2.2.1 O princípio da “domesticação” do mundo natural

O domínio do ser humano foi aumentando ao longo do tempo. A história da colonização e o fato de descobrir e conquistar novas terras em benefício dos reinos colonizadores se tornou favorecido pela justificativa ideológica de um mundo social que “deve” se impor sobre um mundo natural, entendendo que deste mundo natural também fazem parte os povos que vivem em sociedades em estágio de evolução, distinto do colonizador. Tanto as terras indígenas quanto os povos que habitam essas terras, tratados como natureza, foram alvo de dominação.

Uma das primeiras formas de modificar a natureza foi cultivar a terra, que certamente não implicava uma dominação no sentido negativo, pelo menos até o momento em que a forma de fazer agricultura não se tornou prejudicial. Thomas (1988, p. 17), descrevendo as atitudes do homem em relação à natureza na Inglaterra do séc. XVI, afirma que “A agricultura estava para a terra como o cozimento para a carne crua. Convertia natureza em cultura. Terra não cultivada

significava homens incultos”.

Este autor explica que entre os séculos XVI e XVIII na Inglaterra as terras precisavam ser todas lavradas porque a agricultura representava progresso e civilização; não era admissível deixar superfícies de terra incultas no seu estado natural/selvagem, pois estas eram — segundo a população da época — desperdiçadas e consequentemente vistas como feias e desagradáveis aos olhos humanos. Essa imagem negativa da natureza selvagem mudaria radicalmente durante o século XIX.

Considerando que a modificação da natureza começou por meio da agricultura e da pecuária, e que a alimentação é a necessidade primária para a sobrevivência humana, vale lembrar que essas atividades surgiram quando o homem deixou de caçar, de ser nômade e passou a morar e trabalhar num sítio onde se podia produzir os alimentos e também guardá-los; dessa maneira puderam ser formadas comunidades e consequentemente deu-se origem ao aparecimento das aldeias ou simplesmente aglomerações humanas, localizadas principalmente às margens de rios e mares, que evoluíram para o que se conhece por cidades. De acordo com Liebmann (1979, p. 88), “No início as populações sempre foram erguidas nas proximidades de fontes de água”. Como explica Mello (2005),

A proximidade à água diz respeito desde ao atendimento de necessidades básicas do homem, como o abastecimento e higiene pessoal, a funções de transporte, pesca, recreação, bem como à valorização dos aspectos estéticos e de beleza cênica. Relaciona-se também a fatores simbólicos, ritualísticos; a água é um elemento universal de conexão do homem com a natureza (MELLO, 2005, p. 16).

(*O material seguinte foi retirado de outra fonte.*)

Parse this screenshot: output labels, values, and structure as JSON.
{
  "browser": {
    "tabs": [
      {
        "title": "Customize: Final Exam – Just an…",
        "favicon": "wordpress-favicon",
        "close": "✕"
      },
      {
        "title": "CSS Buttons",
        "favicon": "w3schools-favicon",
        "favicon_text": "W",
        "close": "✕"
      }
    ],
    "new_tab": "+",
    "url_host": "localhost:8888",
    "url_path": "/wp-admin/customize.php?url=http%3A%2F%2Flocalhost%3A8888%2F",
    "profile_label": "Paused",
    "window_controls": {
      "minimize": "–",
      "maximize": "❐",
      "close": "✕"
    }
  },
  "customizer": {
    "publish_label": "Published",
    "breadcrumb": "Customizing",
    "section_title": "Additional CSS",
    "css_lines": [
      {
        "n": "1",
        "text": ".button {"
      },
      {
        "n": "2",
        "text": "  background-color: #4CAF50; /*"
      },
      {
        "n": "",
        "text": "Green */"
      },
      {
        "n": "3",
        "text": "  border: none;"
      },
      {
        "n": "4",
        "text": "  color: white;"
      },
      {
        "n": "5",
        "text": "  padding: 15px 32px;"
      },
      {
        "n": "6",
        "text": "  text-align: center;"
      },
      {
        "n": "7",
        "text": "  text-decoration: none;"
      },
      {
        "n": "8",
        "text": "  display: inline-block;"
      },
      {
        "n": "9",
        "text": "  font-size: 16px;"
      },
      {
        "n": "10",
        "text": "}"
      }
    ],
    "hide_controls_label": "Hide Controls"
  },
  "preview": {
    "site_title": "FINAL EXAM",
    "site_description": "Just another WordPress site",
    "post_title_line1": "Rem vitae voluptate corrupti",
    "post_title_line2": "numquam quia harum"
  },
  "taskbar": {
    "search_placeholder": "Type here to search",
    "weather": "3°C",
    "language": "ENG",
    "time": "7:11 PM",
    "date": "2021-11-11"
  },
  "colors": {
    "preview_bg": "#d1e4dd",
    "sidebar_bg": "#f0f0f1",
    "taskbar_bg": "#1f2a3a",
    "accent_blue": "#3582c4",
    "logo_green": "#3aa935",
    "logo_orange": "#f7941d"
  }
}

Nessas aglomerações ribeirinhas a vida humana estava sujeita a riscos e ameaças por parte da natureza, que podia “trazer” inundações e tempestades. Portanto, já que o ser humano estava ciente da própria capacidade de modificar os elementos físicos do espaço natural, inicialmente para se defender, exerceu esse domínio ao longo de centenas de anos e cada vez com mais força e grandeza: desviando os cursos naturais dos rios; criando lagos semiartificiais mediante a construção de barragens; aterrando grandes áreas costeiras; desenvolvendo, com o tempo, capacidades sempre maiores, chegando, por exemplo, a cortar os topos das montanhas e até desviar os ventos27.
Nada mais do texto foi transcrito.